3. Curveballs have become hittable: There's nothing like surviving two months without revenue to sharpen your swing. But that's what the supplier world did in spring 2020, when auto factories shut down in response to the coronavirus. Then, within 12 months, another historic, unforeseen crisis: the global microchip shortage. But automakers are finding ways through it. They're carving out extra capacity from semiconductor companies and discovering how to make vehicles with fewer chips. Through a combination of creativity and flexibility, 2021 is shaping up to be a decent year. "COVID put us in a better position to deal with the chip shortage," Kozyra says. "It all kind of fit together."
4. A new way to work: Another surprise benefit from the pandemic: a better way of working. Yes, there will be a transition back to office life — to a degree. But the new norm will mean more work-life balance for employees and lower costs for employers. Certain days might be designated collaboration days, and everyone will head in. "But there will be some fundamental changes," Kozyra says. "The employee work model will be forever different."

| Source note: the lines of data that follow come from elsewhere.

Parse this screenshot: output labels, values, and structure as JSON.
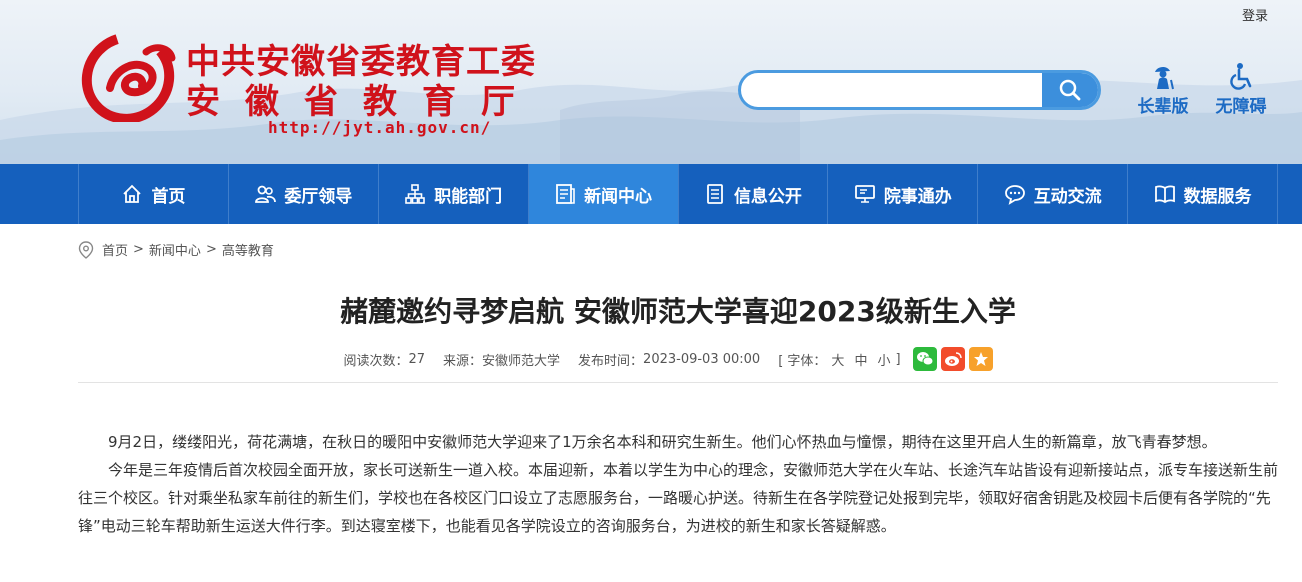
{
  "header": {
    "login_label": "登录",
    "logo_line1": "中共安徽省委教育工委",
    "logo_line2": "安徽省教育厅",
    "logo_url": "http://jyt.ah.gov.cn/",
    "search_placeholder": "",
    "elder_mode_label": "长辈版",
    "accessibility_label": "无障碍",
    "brand_color": "#d0121b",
    "accent_color": "#1560bd"
  },
  "nav": {
    "items": [
      {
        "label": "首页",
        "icon": "home-icon"
      },
      {
        "label": "委厅领导",
        "icon": "people-icon"
      },
      {
        "label": "职能部门",
        "icon": "org-chart-icon"
      },
      {
        "label": "新闻中心",
        "icon": "news-icon",
        "active": true
      },
      {
        "label": "信息公开",
        "icon": "document-icon"
      },
      {
        "label": "院事通办",
        "icon": "monitor-icon"
      },
      {
        "label": "互动交流",
        "icon": "chat-icon"
      },
      {
        "label": "数据服务",
        "icon": "book-icon"
      }
    ]
  },
  "breadcrumb": {
    "items": [
      "首页",
      "新闻中心",
      "高等教育"
    ],
    "separator": ">"
  },
  "article": {
    "title": "赭麓邀约寻梦启航 安徽师范大学喜迎2023级新生入学",
    "reads_label": "阅读次数：",
    "reads_value": "27",
    "source_label": "来源：",
    "source_value": "安徽师范大学",
    "published_label": "发布时间：",
    "published_value": "2023-09-03 00:00",
    "font_open": "[ 字体：",
    "font_large": "大",
    "font_medium": "中",
    "font_small": "小",
    "font_close": "]",
    "paragraphs": [
      "9月2日，缕缕阳光，荷花满塘，在秋日的暖阳中安徽师范大学迎来了1万余名本科和研究生新生。他们心怀热血与憧憬，期待在这里开启人生的新篇章，放飞青春梦想。",
      "今年是三年疫情后首次校园全面开放，家长可送新生一道入校。本届迎新，本着以学生为中心的理念，安徽师范大学在火车站、长途汽车站皆设有迎新接站点，派专车接送新生前往三个校区。针对乘坐私家车前往的新生们，学校也在各校区门口设立了志愿服务台，一路暖心护送。待新生在各学院登记处报到完毕，领取好宿舍钥匙及校园卡后便有各学院的“先锋”电动三轮车帮助新生运送大件行李。到达寝室楼下，也能看见各学院设立的咨询服务台，为进校的新生和家长答疑解惑。"
    ],
    "share_colors": {
      "wechat": "#2dba3c",
      "weibo": "#f24c2b",
      "favorite": "#f7a12b"
    }
  }
}
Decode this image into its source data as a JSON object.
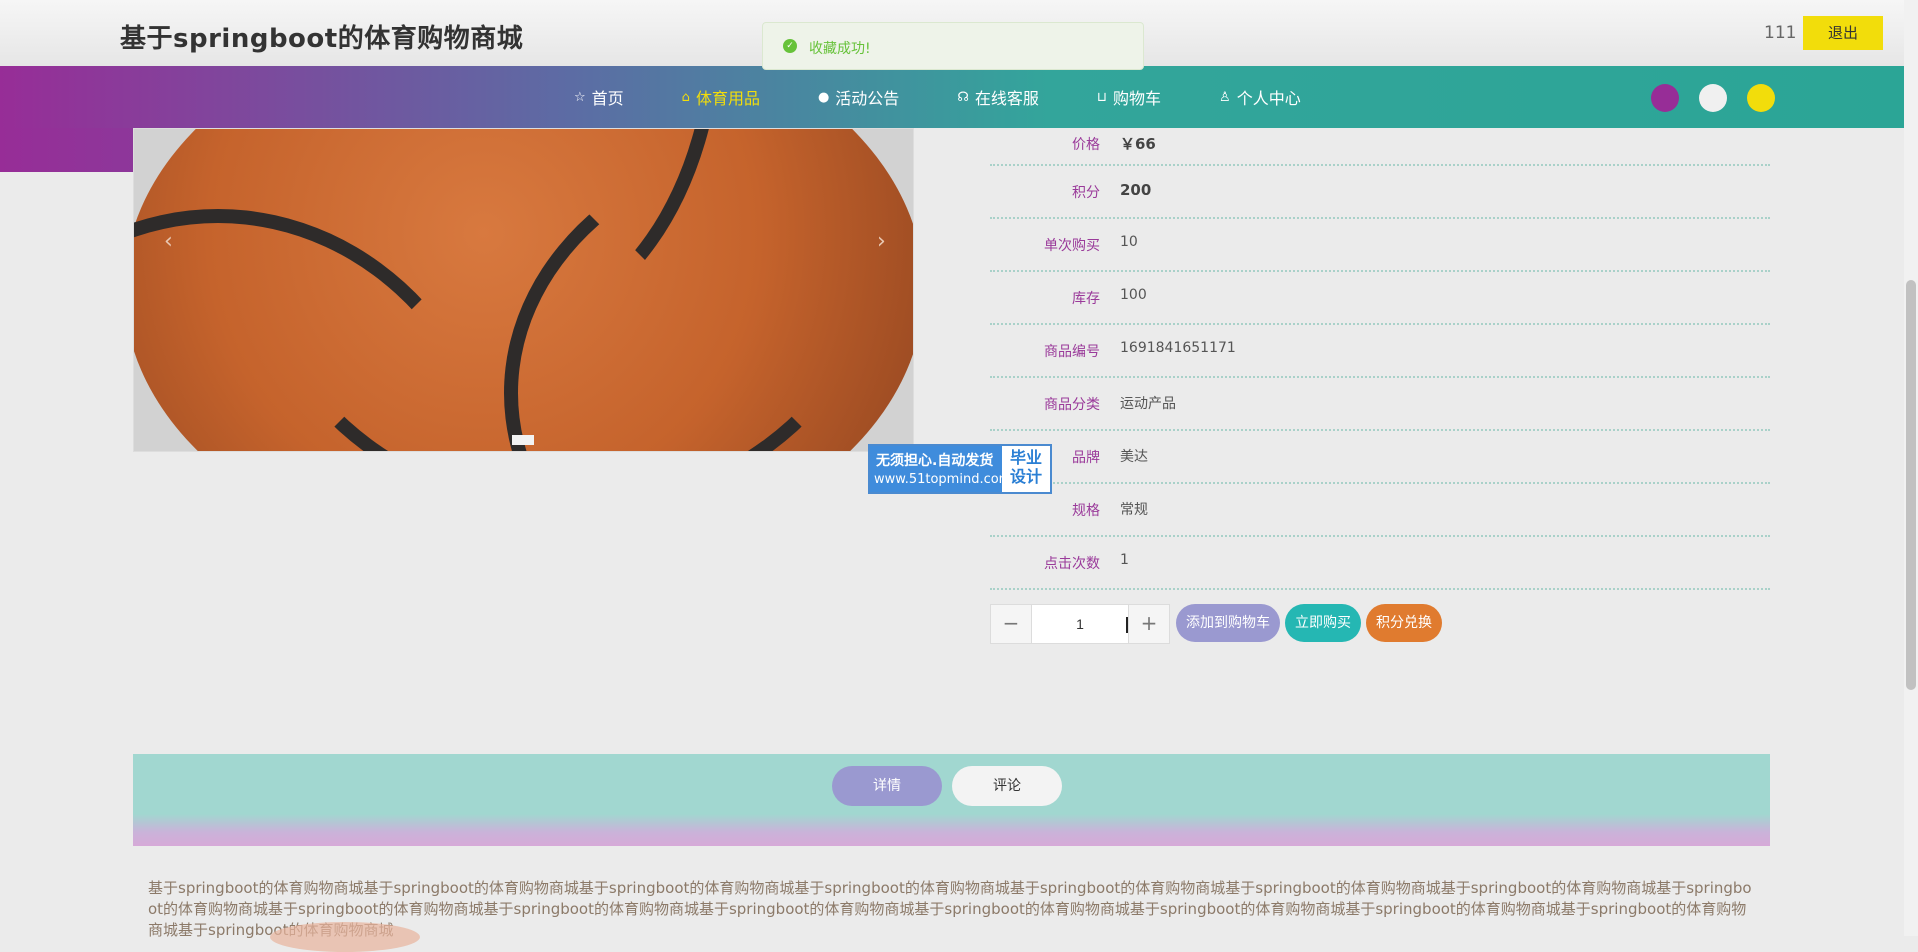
{
  "site": {
    "title": "基于springboot的体育购物商城"
  },
  "user": {
    "name": "111",
    "logout_label": "退出"
  },
  "toast": {
    "message": "收藏成功!"
  },
  "nav": {
    "items": [
      {
        "label": "首页",
        "icon": "star-icon"
      },
      {
        "label": "体育用品",
        "icon": "bag-icon",
        "active": true
      },
      {
        "label": "活动公告",
        "icon": "info-icon"
      },
      {
        "label": "在线客服",
        "icon": "headset-icon"
      },
      {
        "label": "购物车",
        "icon": "cart-icon"
      },
      {
        "label": "个人中心",
        "icon": "user-icon"
      }
    ]
  },
  "theme_colors": [
    "#972d97",
    "#f0f0f0",
    "#f2dd0b"
  ],
  "carousel": {
    "prev": "‹",
    "next": "›"
  },
  "watermark": {
    "line1": "无须担心.自动发货",
    "line2": "www.51topmind.com",
    "right": "毕业设计"
  },
  "details": [
    {
      "label": "价格",
      "value": "￥66"
    },
    {
      "label": "积分",
      "value": "200"
    },
    {
      "label": "单次购买",
      "value": "10"
    },
    {
      "label": "库存",
      "value": "100"
    },
    {
      "label": "商品编号",
      "value": "1691841651171"
    },
    {
      "label": "商品分类",
      "value": "运动产品"
    },
    {
      "label": "品牌",
      "value": "美达"
    },
    {
      "label": "规格",
      "value": "常规"
    },
    {
      "label": "点击次数",
      "value": "1"
    }
  ],
  "quantity": {
    "value": "1",
    "minus": "−",
    "plus": "+"
  },
  "actions": {
    "add_to_cart": "添加到购物车",
    "buy_now": "立即购买",
    "points_exchange": "积分兑换"
  },
  "tabs": {
    "details": "详情",
    "comments": "评论"
  },
  "description": "基于springboot的体育购物商城基于springboot的体育购物商城基于springboot的体育购物商城基于springboot的体育购物商城基于springboot的体育购物商城基于springboot的体育购物商城基于springboot的体育购物商城基于springboot的体育购物商城基于springboot的体育购物商城基于springboot的体育购物商城基于springboot的体育购物商城基于springboot的体育购物商城基于springboot的体育购物商城基于springboot的体育购物商城基于springboot的体育购物商城基于springboot的体育购物商城"
}
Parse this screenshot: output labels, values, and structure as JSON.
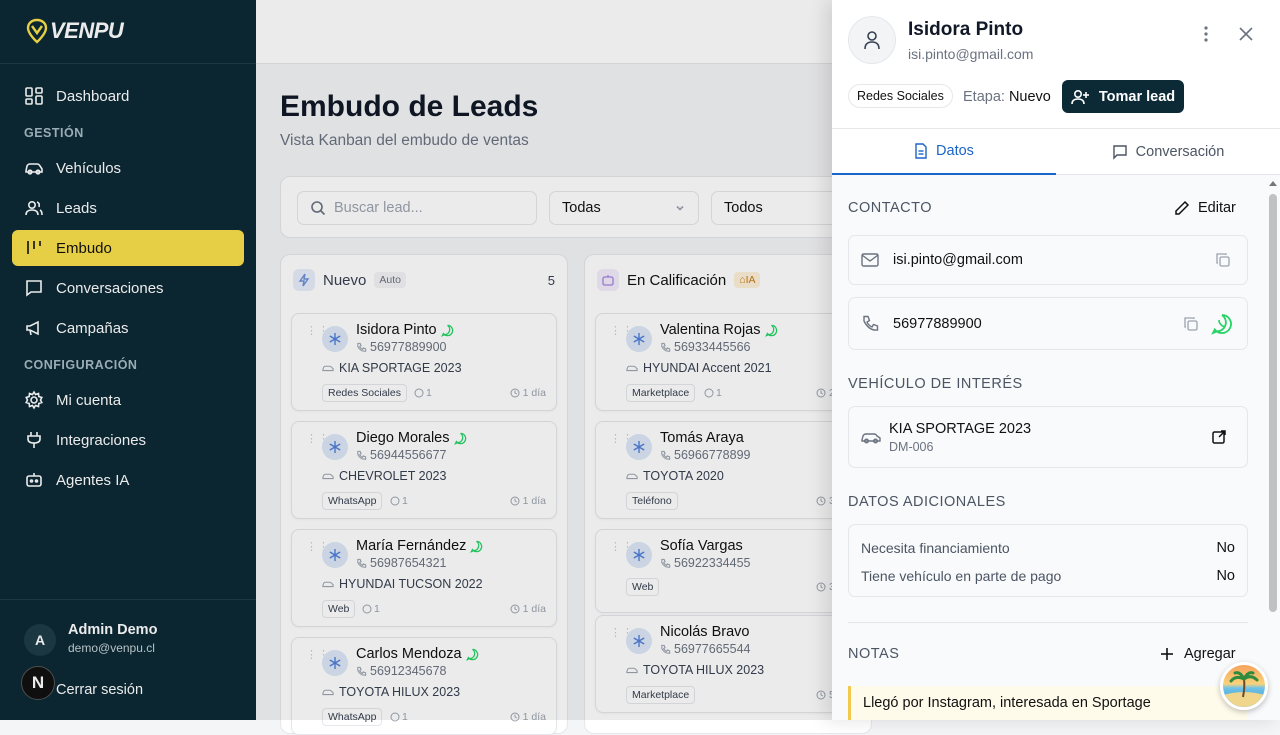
{
  "brand": {
    "name": "VENPU"
  },
  "sidebar": {
    "items": [
      {
        "label": "Dashboard"
      },
      {
        "section": "GESTIÓN"
      },
      {
        "label": "Vehículos"
      },
      {
        "label": "Leads"
      },
      {
        "label": "Embudo",
        "active": true
      },
      {
        "label": "Conversaciones"
      },
      {
        "label": "Campañas"
      },
      {
        "section": "CONFIGURACIÓN"
      },
      {
        "label": "Mi cuenta"
      },
      {
        "label": "Integraciones"
      },
      {
        "label": "Agentes IA"
      }
    ],
    "user": {
      "initial": "A",
      "name": "Admin Demo",
      "email": "demo@venpu.cl"
    },
    "logout": "Cerrar sesión",
    "badge": "N"
  },
  "main": {
    "title": "Embudo de Leads",
    "subtitle": "Vista Kanban del embudo de ventas",
    "search_placeholder": "Buscar lead...",
    "filter1": "Todas",
    "filter2": "Todos",
    "columns": [
      {
        "name": "Nuevo",
        "tag": "Auto",
        "count": "5",
        "cards": [
          {
            "name": "Isidora Pinto",
            "phone": "56977889900",
            "vehicle": "KIA SPORTAGE 2023",
            "source": "Redes Sociales",
            "comments": "1",
            "time": "1 día"
          },
          {
            "name": "Diego Morales",
            "phone": "56944556677",
            "vehicle": "CHEVROLET 2023",
            "source": "WhatsApp",
            "comments": "1",
            "time": "1 día"
          },
          {
            "name": "María Fernández",
            "phone": "56987654321",
            "vehicle": "HYUNDAI TUCSON 2022",
            "source": "Web",
            "comments": "1",
            "time": "1 día"
          },
          {
            "name": "Carlos Mendoza",
            "phone": "56912345678",
            "vehicle": "TOYOTA HILUX 2023",
            "source": "WhatsApp",
            "comments": "1",
            "time": "1 día"
          }
        ]
      },
      {
        "name": "En Calificación",
        "tag": "IA",
        "cards": [
          {
            "name": "Valentina Rojas",
            "phone": "56933445566",
            "vehicle": "HYUNDAI Accent 2021",
            "source": "Marketplace",
            "comments": "1",
            "time": "2"
          },
          {
            "name": "Tomás Araya",
            "phone": "56966778899",
            "vehicle": "TOYOTA 2020",
            "source": "Teléfono",
            "time": "3"
          },
          {
            "name": "Sofía Vargas",
            "phone": "56922334455",
            "source": "Web",
            "time": "3"
          },
          {
            "name": "Nicolás Bravo",
            "phone": "56977665544",
            "vehicle": "TOYOTA HILUX 2023",
            "source": "Marketplace",
            "time": "5"
          }
        ]
      }
    ]
  },
  "panel": {
    "name": "Isidora Pinto",
    "email": "isi.pinto@gmail.com",
    "source": "Redes Sociales",
    "stage_label": "Etapa:",
    "stage_value": "Nuevo",
    "take_button": "Tomar lead",
    "tabs": [
      "Datos",
      "Conversación"
    ],
    "contact": {
      "title": "CONTACTO",
      "edit": "Editar",
      "email": "isi.pinto@gmail.com",
      "phone": "56977889900"
    },
    "vehicle": {
      "title": "VEHÍCULO DE INTERÉS",
      "name": "KIA SPORTAGE 2023",
      "code": "DM-006"
    },
    "additional": {
      "title": "DATOS ADICIONALES",
      "rows": [
        {
          "label": "Necesita financiamiento",
          "value": "No"
        },
        {
          "label": "Tiene vehículo en parte de pago",
          "value": "No"
        }
      ]
    },
    "notes": {
      "title": "NOTAS",
      "add": "Agregar",
      "items": [
        "Llegó por Instagram, interesada en Sportage"
      ]
    }
  },
  "colors": {
    "sidebar_bg": "#0c2a36",
    "active_nav": "#fbe14b",
    "accent_blue": "#1d64c8",
    "whatsapp": "#25d366"
  }
}
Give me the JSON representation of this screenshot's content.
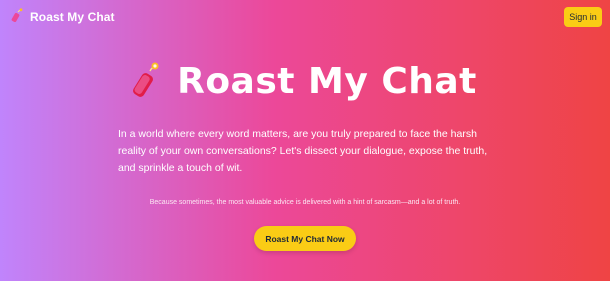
{
  "navbar": {
    "brand_icon": "firecracker-icon",
    "brand_label": "Roast My Chat",
    "signin_label": "Sign in"
  },
  "hero": {
    "icon": "firecracker-icon",
    "title": "Roast My Chat",
    "description": "In a world where every word matters, are you truly prepared to face the harsh reality of your own conversations? Let's dissect your dialogue, expose the truth, and sprinkle a touch of wit.",
    "subtitle": "Because sometimes, the most valuable advice is delivered with a hint of sarcasm—and a lot of truth.",
    "cta_label": "Roast My Chat Now"
  },
  "colors": {
    "gradient_start": "#c084fc",
    "gradient_mid": "#ec4899",
    "gradient_end": "#ef4444",
    "accent": "#facc15"
  }
}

5. Electrification is changing everything: Kozyra has never seen his world shifting as quickly as it is now. The realities of electrification and autonomy technologies are sweeping over a robust traditional business of making and selling internal-combustion vehicles. There are big EV question marks, particularly around consumer demand and infrastructure. And also some huge operating challenges: "The engineering groups at the OEMs and suppliers are strained to the max." Some companies won't survive.
TI, it would appear, doesn't have to worry about going the way of buggy whip makers.
True, EVs won't need the fuel lines and fuel tanks that cars have required in the past.
But they have batteries and electronics and charging systems and other hardware that have to be cooled. Those systems, Kozyra says confidently, will require even more fluid-handling parts than typical vehicles do now.